# Carbon wheel "rattling"?



## E 12 (Jul 13, 2008)

Looking for some input from those who have a lot of experience with carbon clinchers. So I got an inexpensive set from a buddy of mine to toss on the crit bike. Wasn't looking to break the bank for boutique wheels, and these for the bill for me just fine.

Anyway, I am noticing a rattling noise when the wheel has any lateral pressure on it. As in, when in a turn, when I'm out of the saddle, etc. Does this sound familiar to anyone? The best way I can describe it, is it literally sounds like something rattling around inside of the wheel. That said, they're perfectly quiet when just rolling straight, and all my spoke nipples appear to be where they should be. As far as I can tell, it's primarily coming from the front wheel.
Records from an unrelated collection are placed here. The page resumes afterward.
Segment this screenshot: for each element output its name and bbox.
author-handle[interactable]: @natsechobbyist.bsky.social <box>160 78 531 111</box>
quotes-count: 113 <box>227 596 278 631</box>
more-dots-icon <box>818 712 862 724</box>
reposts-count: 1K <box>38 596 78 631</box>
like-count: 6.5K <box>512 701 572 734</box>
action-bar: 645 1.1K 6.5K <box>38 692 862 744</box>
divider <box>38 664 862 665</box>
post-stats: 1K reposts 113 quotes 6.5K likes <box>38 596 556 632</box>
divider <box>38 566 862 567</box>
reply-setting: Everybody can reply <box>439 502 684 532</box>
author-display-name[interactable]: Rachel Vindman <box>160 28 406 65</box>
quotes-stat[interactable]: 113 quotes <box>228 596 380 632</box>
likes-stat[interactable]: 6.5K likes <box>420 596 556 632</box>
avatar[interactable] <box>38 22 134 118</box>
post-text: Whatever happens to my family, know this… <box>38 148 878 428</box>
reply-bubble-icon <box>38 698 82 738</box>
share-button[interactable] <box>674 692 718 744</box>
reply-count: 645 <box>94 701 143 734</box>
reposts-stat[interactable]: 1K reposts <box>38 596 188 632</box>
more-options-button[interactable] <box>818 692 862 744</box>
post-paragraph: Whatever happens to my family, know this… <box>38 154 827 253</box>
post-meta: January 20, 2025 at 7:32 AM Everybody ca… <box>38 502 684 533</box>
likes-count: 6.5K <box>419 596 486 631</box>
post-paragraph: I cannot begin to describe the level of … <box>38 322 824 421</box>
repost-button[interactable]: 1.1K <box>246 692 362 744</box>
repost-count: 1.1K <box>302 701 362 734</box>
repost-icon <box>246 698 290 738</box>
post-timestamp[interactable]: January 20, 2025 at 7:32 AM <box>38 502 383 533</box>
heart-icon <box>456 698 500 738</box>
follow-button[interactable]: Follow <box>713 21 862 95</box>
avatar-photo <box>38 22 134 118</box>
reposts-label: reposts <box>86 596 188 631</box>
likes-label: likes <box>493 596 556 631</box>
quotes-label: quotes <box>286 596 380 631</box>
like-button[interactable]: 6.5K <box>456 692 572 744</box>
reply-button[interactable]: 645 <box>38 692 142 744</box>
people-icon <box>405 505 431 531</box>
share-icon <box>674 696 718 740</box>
Is something loose maybe? Spokes need tightening? Anything else I should ask my mechanic to look for?

I've had more expensive carbon wheels in the past and don't recall ever hearing a noise like this.


----------



## Mike T. (Feb 3, 2004)

Valve stem maybe. Put some 'lectrical tape on it.


----------



## PSC (Mar 10, 2004)

Check to make sure it's not the valve stem. Put some electrical tape over it and see if it stops.


----------



## MMsRepBike (Apr 1, 2014)




----------



## E 12 (Jul 13, 2008)

Thanks all, but wouldn't you assume that if it were the valve stem that it would do it when just riding along in a straight line? This noise only occurs when lateral force is applied such as in a turn or when flexing the wheels while out of the saddle, etc. Guess I'll try it either way, but I thought maybe the wheels themselves had something going on...


----------



## Migen21 (Oct 28, 2014)

I wouldn't assume that at all

I've experienced intermittent valve stem rattling that only occurs under certain conditions - although I'm old fashioned and still use the retainer nuts on them, and they occasionally work loose and rattle - I've taken to putting a small O-ring between the nut and rim to help secure them and prevent the rattles.
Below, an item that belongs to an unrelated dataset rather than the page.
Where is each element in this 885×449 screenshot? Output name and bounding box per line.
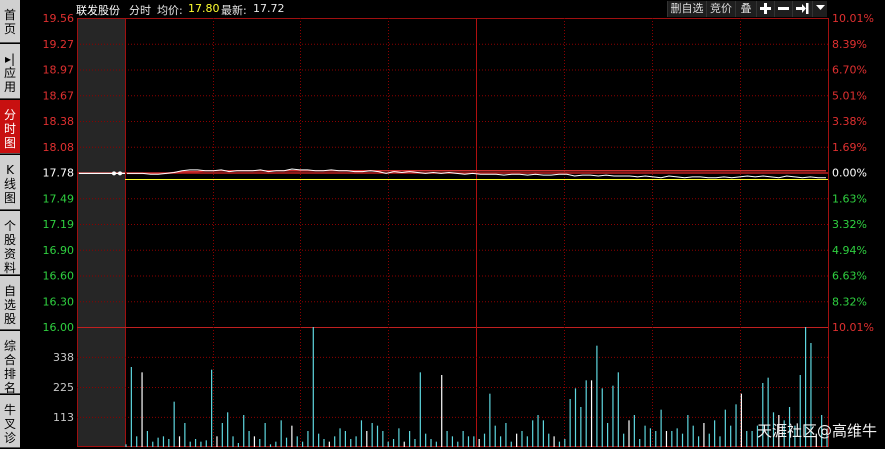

The electrical tape should work as well.


----------



## Mike T. (Feb 3, 2004)

E 12 said:


> Thanks all, but wouldn't you assume that if it were the valve stem that it would do it when just riding along in a straight line? This noise only occurs when lateral force is applied such as in a turn or when flexing the wheels while out of the saddle, etc. Guess I'll try it either way, but I thought maybe the wheels themselves had something going on...


What have you got invested to try? 60 seconds?
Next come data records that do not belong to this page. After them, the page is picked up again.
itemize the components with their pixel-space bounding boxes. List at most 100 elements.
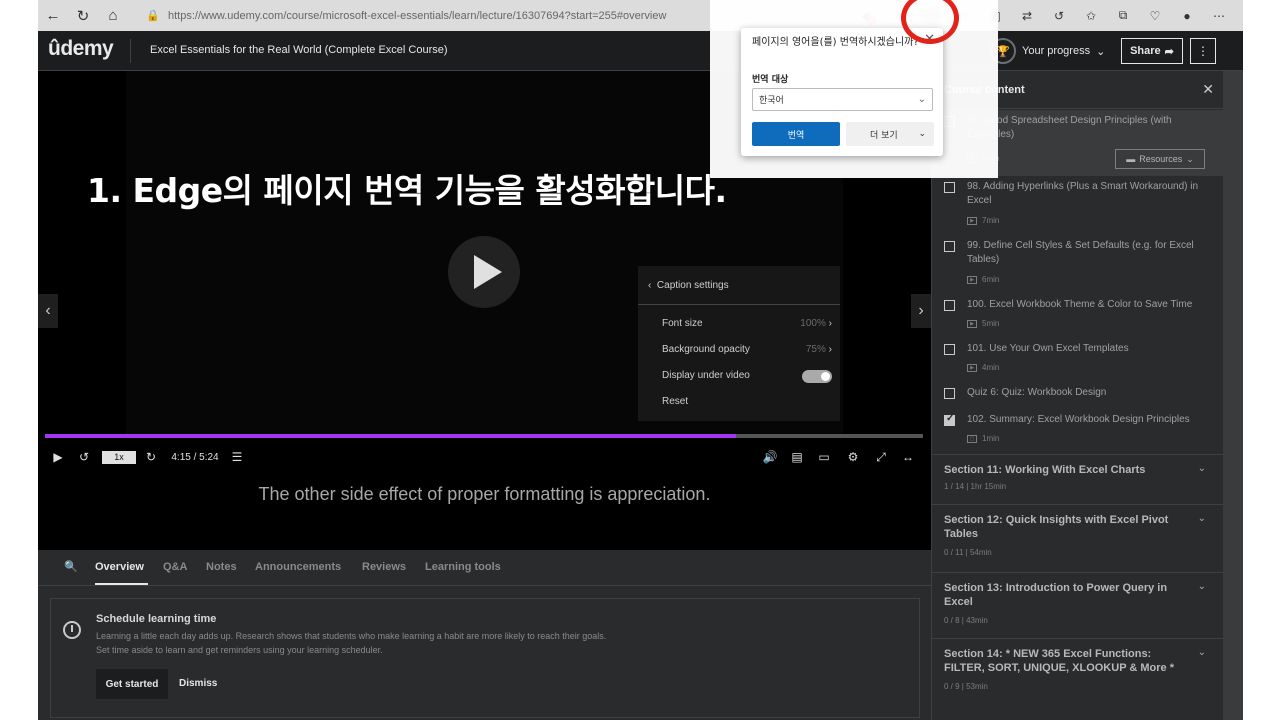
udemy-logo[interactable]: ûdemy	[48, 37, 114, 61]
refresh-icon[interactable]: ↻	[68, 0, 98, 31]
lesson-checkbox[interactable]	[944, 300, 955, 311]
captions-icon[interactable]: ▭	[815, 445, 833, 469]
section-item[interactable]: Section 13: Introduction to Power Query …	[932, 572, 1224, 638]
gear-icon[interactable]: ⚙	[844, 445, 862, 469]
search-icon[interactable]: 🔍	[64, 560, 78, 573]
chevron-down-icon: ⌄	[1197, 463, 1206, 474]
scrollbar[interactable]	[1223, 71, 1243, 720]
display-under-video-setting[interactable]: Display under video	[662, 370, 832, 383]
lock-icon: 🔒	[146, 10, 160, 22]
transcript-icon[interactable]: ☰	[228, 445, 246, 469]
notes-icon[interactable]: ▤	[788, 445, 806, 469]
lesson-item[interactable]: 98. Adding Hyperlinks (Plus a Smart Work…	[932, 176, 1224, 235]
video-progress-bar[interactable]	[45, 434, 923, 438]
chevron-down-icon: ⌄	[917, 94, 926, 105]
lecture-tabs: 🔍 Overview Q&A Notes Announcements Revie…	[38, 550, 931, 586]
next-lecture-arrow[interactable]: ›	[911, 294, 931, 328]
tab-learning-tools[interactable]: Learning tools	[425, 561, 501, 573]
browser-essentials-icon[interactable]: ♡	[1144, 5, 1166, 27]
more-options-button[interactable]: 더 보기 ⌄	[846, 122, 934, 146]
lesson-checkbox[interactable]	[944, 413, 955, 426]
play-button[interactable]	[448, 236, 520, 308]
playback-speed-button[interactable]: 1x	[101, 445, 137, 469]
caption-settings-header[interactable]: ‹ Caption settings	[648, 280, 729, 291]
lesson-item[interactable]: Quiz 6: Quiz: Workbook Design	[932, 382, 1224, 409]
lesson-item[interactable]: 101. Use Your Own Excel Templates ▶ 4min	[932, 338, 1224, 382]
tab-notes[interactable]: Notes	[206, 561, 237, 573]
lesson-item[interactable]: 102. Summary: Excel Workbook Design Prin…	[932, 409, 1224, 454]
progress-label: Your progress	[1022, 45, 1091, 57]
translate-target-select[interactable]: 한국어 ⌄	[752, 88, 933, 111]
reset-setting[interactable]: Reset	[662, 396, 832, 407]
schedule-learning-card: Schedule learning time Learning a little…	[50, 598, 920, 718]
video-icon: ▶	[967, 319, 977, 328]
volume-icon[interactable]: 🔊	[761, 445, 779, 469]
background-opacity-setting[interactable]: Background opacity 75% ›	[662, 344, 832, 355]
profile-avatar[interactable]: ●	[1176, 5, 1198, 27]
translate-button[interactable]: 번역	[752, 122, 840, 146]
alarm-clock-icon	[63, 621, 81, 639]
translator-extension-icon[interactable]: ⇄	[1016, 5, 1038, 27]
time-display: 4:15 / 5:24	[171, 451, 219, 463]
get-started-button[interactable]: Get started	[96, 669, 168, 699]
font-size-setting[interactable]: Font size 100% ›	[662, 318, 832, 329]
forward-icon[interactable]: ↻	[143, 445, 159, 469]
your-progress-button[interactable]: 🏆 Your progress ⌄	[990, 38, 1105, 64]
header-divider	[130, 39, 131, 63]
section-item[interactable]: Section 11: Working With Excel Charts 1 …	[932, 454, 1224, 504]
share-label: Share	[1130, 45, 1161, 57]
collections-icon[interactable]: ⧉	[1112, 5, 1134, 27]
lesson-item[interactable]: 100. Excel Workbook Theme & Color to Sav…	[932, 294, 1224, 338]
back-icon[interactable]: ←	[38, 0, 68, 31]
previous-lecture-arrow[interactable]: ‹	[38, 294, 58, 328]
chevron-down-icon: ⌄	[1197, 647, 1206, 658]
lesson-checkbox[interactable]	[944, 182, 955, 193]
video-progress-fill	[45, 434, 736, 438]
caption-settings-panel: ‹ Caption settings Font size 100% › Back…	[638, 266, 840, 421]
expand-icon[interactable]: ↔	[899, 445, 917, 469]
share-arrow-icon: ➦	[1164, 45, 1174, 58]
chevron-right-icon: ›	[828, 344, 832, 355]
lesson-item[interactable]: 99. Define Cell Styles & Set Defaults (e…	[932, 235, 1224, 294]
lesson-checkbox[interactable]	[944, 388, 955, 399]
fullscreen-icon[interactable]: ⤢	[872, 445, 890, 469]
section-item[interactable]: Section 12: Quick Insights with Excel Pi…	[932, 504, 1224, 572]
video-icon: ▶	[967, 275, 977, 284]
schedule-text: Learning a little each day adds up. Rese…	[96, 631, 607, 641]
video-subtitle: The other side effect of proper formatti…	[258, 484, 711, 504]
resources-button[interactable]: ▬ Resources ⌄	[1115, 149, 1205, 169]
chevron-down-icon: ⌄	[918, 129, 926, 139]
section-item[interactable]: Section 14: * NEW 365 Excel Functions: F…	[932, 638, 1224, 708]
play-icon[interactable]: ▶	[50, 445, 66, 469]
active-tab-indicator	[95, 583, 148, 585]
chevron-down-icon: ⌄	[1197, 513, 1206, 524]
chevron-down-icon: ⌄	[1186, 153, 1194, 164]
favorites-icon[interactable]: ✩	[1080, 5, 1102, 27]
address-bar[interactable]: 🔒 https://www.udemy.com/course/microsoft…	[146, 4, 706, 27]
share-button[interactable]: Share ➦	[1121, 38, 1183, 64]
close-icon[interactable]: ✕	[1202, 81, 1214, 98]
tab-overview[interactable]: Overview	[95, 561, 144, 573]
course-title[interactable]: Excel Essentials for the Real World (Com…	[150, 44, 448, 56]
more-options-button[interactable]: ⋮	[1190, 38, 1216, 64]
play-icon	[474, 255, 502, 289]
rewind-icon[interactable]: ↺	[76, 445, 92, 469]
video-controls: ▶ ↺ 1x ↻ 4:15 / 5:24 ☰ 🔊 ▤ ▭ ⚙ ⤢ ↔	[38, 445, 931, 469]
display-under-video-toggle[interactable]	[802, 370, 832, 383]
tab-reviews[interactable]: Reviews	[362, 561, 406, 573]
url-text: https://www.udemy.com/course/microsoft-e…	[168, 9, 667, 22]
settings-more-icon[interactable]: ⋯	[1208, 5, 1230, 27]
video-icon: ▶	[967, 363, 977, 372]
home-icon[interactable]: ⌂	[98, 0, 128, 31]
dismiss-button[interactable]: Dismiss	[179, 678, 217, 689]
tab-announcements[interactable]: Announcements	[255, 561, 341, 573]
lesson-checkbox[interactable]	[944, 344, 955, 355]
chevron-left-icon: ‹	[648, 280, 652, 291]
lesson-checkbox[interactable]	[944, 241, 955, 252]
translate-popup-title: 페이지의 영어을(를) 번역하시겠습니까?	[752, 37, 919, 48]
extension-icon[interactable]: ↺	[1048, 5, 1070, 27]
overview-content: Schedule learning time Learning a little…	[38, 586, 931, 720]
tab-qa[interactable]: Q&A	[163, 561, 187, 573]
folder-icon: ▬	[1126, 154, 1136, 164]
schedule-text: Set time aside to learn and get reminder…	[96, 645, 383, 655]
But do what I did for mine - get red tape, cut a square piece and put it on on the diamond. Fan-see. Now you can find the valve faster too.


----------



## cdhbrad (Feb 18, 2003)

Anything RED on a bike will make it faster.......I'm sure you noticed that too didn't you?


----------



## Mike T. (Feb 3, 2004)

cdhbrad said:


> Anything RED on a bike will make it faster.......I'm sure you noticed that too didn't you?


I've always been fast and can't be improved on.


----------



## MMsRepBike (Apr 1, 2014)

E 12 said:


> Thanks all, but wouldn't you assume...


You should stop making assumptions. Just stop it. 

Ask questions instead, don't assume anything.


----------



## Jay Strongbow (May 8, 2010)

My first step would be to put on another wheel. Sure, it's probably the wheel, but make sure before you focus all your attention there.


----------



## Roland44 (Mar 21, 2013)

MMsRepBike said:


> You should stop making assumptions. Just stop it.
> 
> Ask questions instead, don't assume anything.


Well said.

“Doubt the conventional wisdom unless you can verify it with reason and experiment.” – Steve Albini


----------